It is a new chapter and new year, usually with resolutions. One of them could be that you have had enough of your current job, boss and colleagues and want to move to newer pastures.
But what about your company 401(k), where you have diligently stashed away $19,000 every year if you are under 50 years old, or $25,000 if you are over 50? Should you keep it at your employer or move it to a self-managed or adviser-managed IRA?
I have come across many people in the Bay Area who are not familiar with the process, despite having moved companies in their careers. It is important to have a basic understanding, as the tax implications, among other consequences, are significant.
Rollovers vs. distributions
This is an important distinction. A rollover, or direct transfer, is when your 401(k) funds are rolled over into a self-managed IRA or an adviser-managed IRA. Your company’s (or former company’s) 401(k) custodian either will wire directly or make a check payable to the financial institution of your choice with “FBO (For the Benefit Of) (your name)” to the specified IRA account.

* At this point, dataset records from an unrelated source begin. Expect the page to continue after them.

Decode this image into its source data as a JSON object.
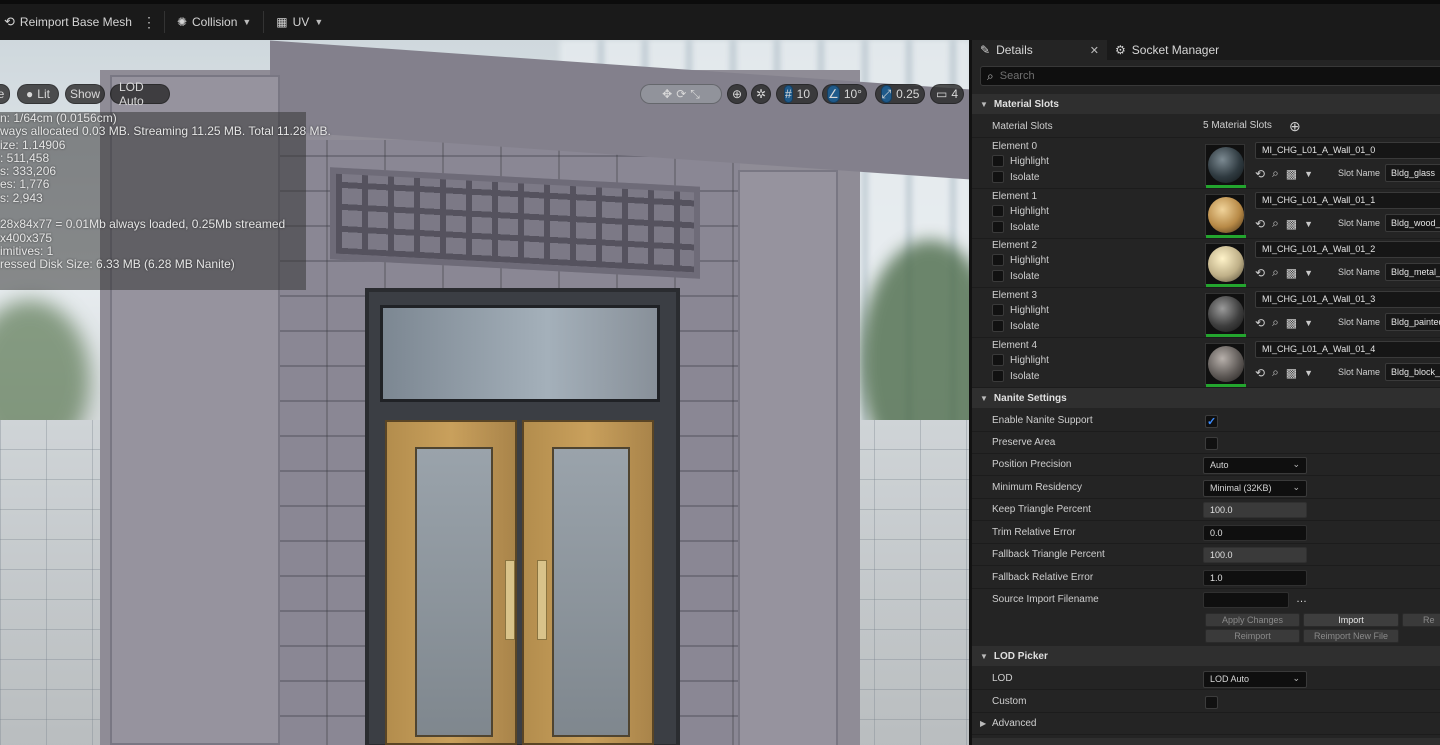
{
  "toolbar": {
    "reimport_label": "Reimport Base Mesh",
    "collision_label": "Collision",
    "uv_label": "UV"
  },
  "viewport": {
    "view_mode_partial": "e",
    "lit_label": "Lit",
    "show_label": "Show",
    "lod_label": "LOD Auto",
    "grid_value": "10",
    "angle_value": "10°",
    "scale_value": "0.25",
    "camera_value": "4",
    "stats": [
      "n: 1/64cm (0.0156cm)",
      "ways allocated 0.03 MB. Streaming 11.25 MB. Total 11.28 MB.",
      "ize:  1.14906",
      ": 511,458",
      "s: 333,206",
      "es: 1,776",
      "s: 2,943",
      "",
      "28x84x77 = 0.01Mb always loaded, 0.25Mb streamed",
      "x400x375",
      "imitives:  1",
      "ressed Disk Size: 6.33 MB (6.28 MB Nanite)"
    ]
  },
  "tabs": {
    "details": "Details",
    "socket_manager": "Socket Manager"
  },
  "search": {
    "placeholder": "Search"
  },
  "material_slots": {
    "header": "Material Slots",
    "row_label": "Material Slots",
    "count_text": "5 Material Slots",
    "highlight_label": "Highlight",
    "isolate_label": "Isolate",
    "slot_name_label": "Slot Name",
    "elements": [
      {
        "name": "Element 0",
        "material": "MI_CHG_L01_A_Wall_01_0",
        "slot": "Bldg_glass",
        "color": "#2f3a40"
      },
      {
        "name": "Element 1",
        "material": "MI_CHG_L01_A_Wall_01_1",
        "slot": "Bldg_wood_d",
        "color": "#b88a47"
      },
      {
        "name": "Element 2",
        "material": "MI_CHG_L01_A_Wall_01_2",
        "slot": "Bldg_metal_b",
        "color": "#bfb088"
      },
      {
        "name": "Element 3",
        "material": "MI_CHG_L01_A_Wall_01_3",
        "slot": "Bldg_painted",
        "color": "#3e3e3e"
      },
      {
        "name": "Element 4",
        "material": "MI_CHG_L01_A_Wall_01_4",
        "slot": "Bldg_block_l",
        "color": "#5f5a57"
      }
    ]
  },
  "nanite": {
    "header": "Nanite Settings",
    "enable_label": "Enable Nanite Support",
    "enable_value": true,
    "preserve_label": "Preserve Area",
    "preserve_value": false,
    "precision_label": "Position Precision",
    "precision_value": "Auto",
    "residency_label": "Minimum Residency",
    "residency_value": "Minimal (32KB)",
    "keep_tri_label": "Keep Triangle Percent",
    "keep_tri_value": "100.0",
    "trim_label": "Trim Relative Error",
    "trim_value": "0.0",
    "fallback_tri_label": "Fallback Triangle Percent",
    "fallback_tri_value": "100.0",
    "fallback_err_label": "Fallback Relative Error",
    "fallback_err_value": "1.0",
    "source_label": "Source Import Filename",
    "source_value": "",
    "apply_label": "Apply Changes",
    "import_label": "Import",
    "re_label": "Re",
    "reimport_label": "Reimport",
    "reimport_new_label": "Reimport New File"
  },
  "lod_picker": {
    "header": "LOD Picker",
    "lod_label": "LOD",
    "lod_value": "LOD Auto",
    "custom_label": "Custom",
    "advanced_label": "Advanced"
  }
}
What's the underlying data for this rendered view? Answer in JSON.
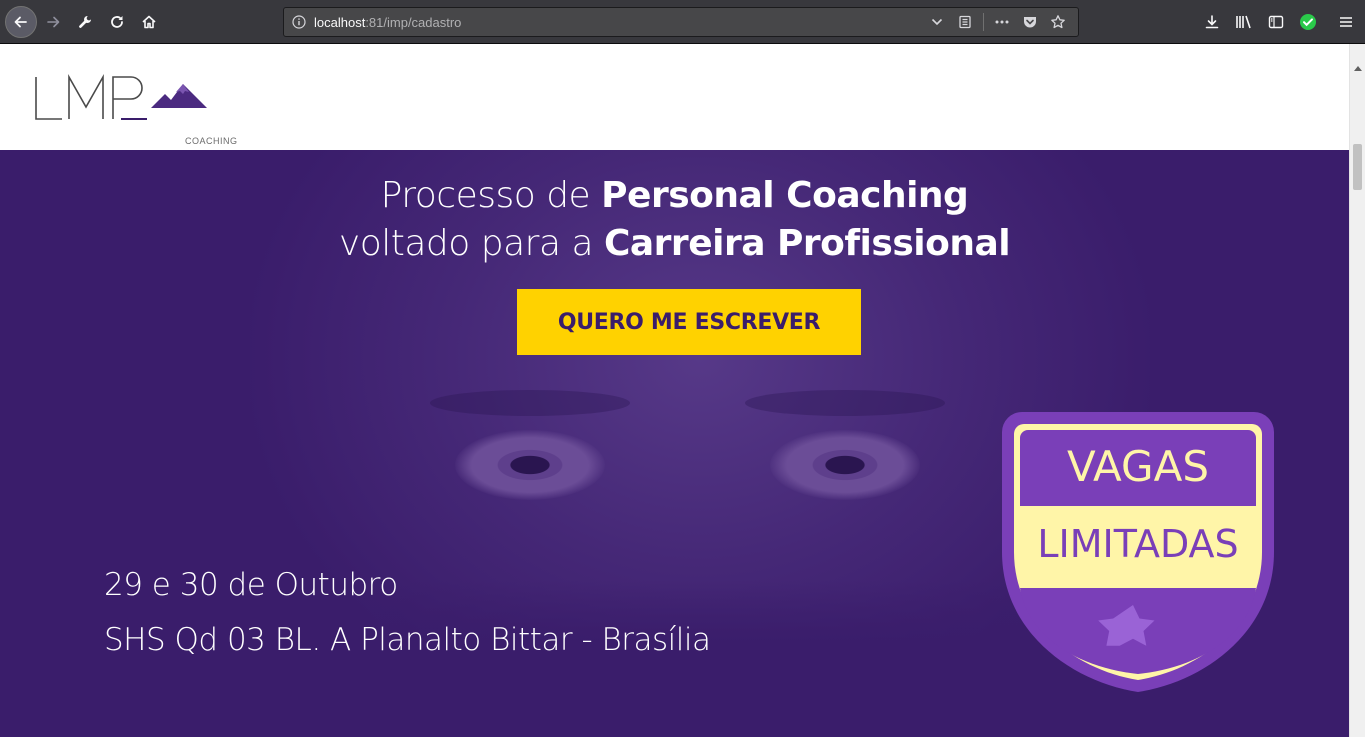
{
  "browser": {
    "url_host": "localhost",
    "url_path": ":81/imp/cadastro"
  },
  "header": {
    "logo_letters": "LMP",
    "logo_tagline": "COACHING"
  },
  "hero": {
    "line1_light": "Processo de ",
    "line1_bold": "Personal Coaching",
    "line2_light": "voltado para a ",
    "line2_bold": "Carreira Profissional",
    "cta_label": "QUERO ME ESCREVER",
    "event_date": "29 e 30 de Outubro",
    "event_place": "SHS Qd 03 BL. A Planalto Bittar - Brasília",
    "badge_line1": "VAGAS",
    "badge_line2": "LIMITADAS"
  },
  "colors": {
    "hero_bg": "#3a1d6b",
    "cta_bg": "#ffd200",
    "badge_purple": "#7a3fb8",
    "badge_cream": "#fff5a8"
  }
}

This is also called a trustee-to-trustee transfer. In this case, there is no tax implication as it is rolling over from one qualified plan (401(k)) to another (IRA).

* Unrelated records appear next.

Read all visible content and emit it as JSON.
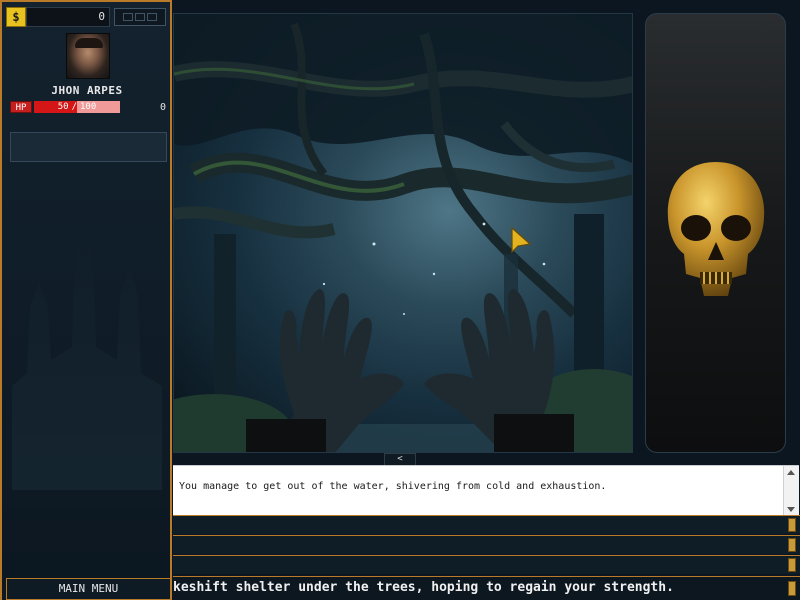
{
  "player": {
    "gold_symbol": "$",
    "gold": "0",
    "name": "JHON ARPES",
    "hp_label": "HP",
    "hp_current": "50",
    "hp_separator": "/",
    "hp_max": "100",
    "hp_fraction": 0.5,
    "secondary_value": "0"
  },
  "menu": {
    "main_menu_label": "MAIN MENU"
  },
  "scene": {
    "collapse_symbol": "<",
    "artifact_icon": "golden-skull-icon"
  },
  "log": {
    "line": "You manage to get out of the water, shivering from cold and exhaustion."
  },
  "choices": [
    "",
    "",
    ""
  ],
  "narration": "keshift shelter under the trees, hoping to regain your strength.",
  "colors": {
    "accent_border": "#b97a2a",
    "hp_fill": "#d41616",
    "hp_empty": "#f09a9a",
    "gold": "#e8c21e",
    "handle": "#c99a3a"
  }
}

If you elect to get a distribution in your name, then that is a taxable event. 401(k)s and IRAs are taxed at regular income-tax rates. There is a 60-day period when you may be able to avoid the penalty by depositing in an IRA. But if you are not looking to take money out and/or pay taxes for that distribution, then the rollover above is a cleaner approach.
Things to consider
• IRAs offer many more investment options compared to the limited choices in the 401(k).
• IRAs offer potentially lower fees. If you are managing your IRA yourself and choosing lower-cost mutual funds and exchange-traded funds, you may be saving more. Generally, 401(k) plan costs are not the most transparent and may need more digging by the employee to get a good estimate. Note: For a better understanding, please see my April 25, 2018, Town Crier column, “Deciphering your 401(k) plan costs.”

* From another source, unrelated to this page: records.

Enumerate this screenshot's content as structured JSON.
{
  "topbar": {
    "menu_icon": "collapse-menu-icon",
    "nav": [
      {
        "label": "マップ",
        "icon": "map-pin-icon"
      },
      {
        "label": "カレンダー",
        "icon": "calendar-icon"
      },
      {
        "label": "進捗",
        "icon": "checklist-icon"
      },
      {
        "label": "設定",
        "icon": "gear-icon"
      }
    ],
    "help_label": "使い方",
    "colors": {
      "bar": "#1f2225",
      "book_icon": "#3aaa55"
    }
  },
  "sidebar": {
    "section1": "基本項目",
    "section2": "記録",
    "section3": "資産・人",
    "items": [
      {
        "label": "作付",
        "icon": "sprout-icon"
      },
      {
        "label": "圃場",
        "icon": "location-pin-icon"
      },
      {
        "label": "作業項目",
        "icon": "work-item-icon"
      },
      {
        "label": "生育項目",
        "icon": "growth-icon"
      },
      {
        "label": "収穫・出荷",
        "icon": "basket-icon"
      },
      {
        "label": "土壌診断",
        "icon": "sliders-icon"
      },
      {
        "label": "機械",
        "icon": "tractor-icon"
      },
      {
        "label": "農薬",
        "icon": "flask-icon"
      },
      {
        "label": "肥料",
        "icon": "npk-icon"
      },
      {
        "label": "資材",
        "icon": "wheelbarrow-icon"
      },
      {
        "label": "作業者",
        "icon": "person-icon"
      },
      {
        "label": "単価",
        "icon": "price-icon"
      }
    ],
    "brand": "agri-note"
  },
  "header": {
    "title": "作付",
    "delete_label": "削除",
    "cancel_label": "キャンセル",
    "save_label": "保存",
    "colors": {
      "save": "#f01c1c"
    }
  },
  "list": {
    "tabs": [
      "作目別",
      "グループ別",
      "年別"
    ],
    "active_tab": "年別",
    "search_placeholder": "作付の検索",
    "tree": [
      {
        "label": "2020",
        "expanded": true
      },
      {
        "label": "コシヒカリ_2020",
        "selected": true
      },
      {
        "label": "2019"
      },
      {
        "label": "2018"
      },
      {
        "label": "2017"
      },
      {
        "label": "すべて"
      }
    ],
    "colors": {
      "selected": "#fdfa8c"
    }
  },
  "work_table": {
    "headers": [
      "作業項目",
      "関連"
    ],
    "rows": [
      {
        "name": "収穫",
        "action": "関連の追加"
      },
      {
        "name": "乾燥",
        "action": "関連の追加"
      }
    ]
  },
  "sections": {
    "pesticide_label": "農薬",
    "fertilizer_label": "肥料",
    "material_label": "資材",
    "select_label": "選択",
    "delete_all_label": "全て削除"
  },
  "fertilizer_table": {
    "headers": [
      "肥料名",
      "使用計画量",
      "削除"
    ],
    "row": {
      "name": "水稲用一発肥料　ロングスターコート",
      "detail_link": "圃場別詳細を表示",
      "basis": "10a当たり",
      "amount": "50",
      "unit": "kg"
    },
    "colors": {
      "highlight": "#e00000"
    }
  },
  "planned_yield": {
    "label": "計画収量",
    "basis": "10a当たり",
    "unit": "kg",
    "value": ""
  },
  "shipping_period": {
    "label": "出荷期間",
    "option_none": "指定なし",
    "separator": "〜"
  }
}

• If your previous company goes bankrupt, you will need to make many more phone calls and engage in correspondence to get your money out. While your 401(k) may be safe, it is an added aggravation to get your own money out. In an IRA, you control your own funds and can move it quickly between firms and between advisers if need be.
• In case of bankruptcy or lawsuits, 401(k)s are subject to protection from creditors by federal law. IRAs may also be shielded, but it depends on state laws.
This article is for educational purposes only and should not be considered financial advice.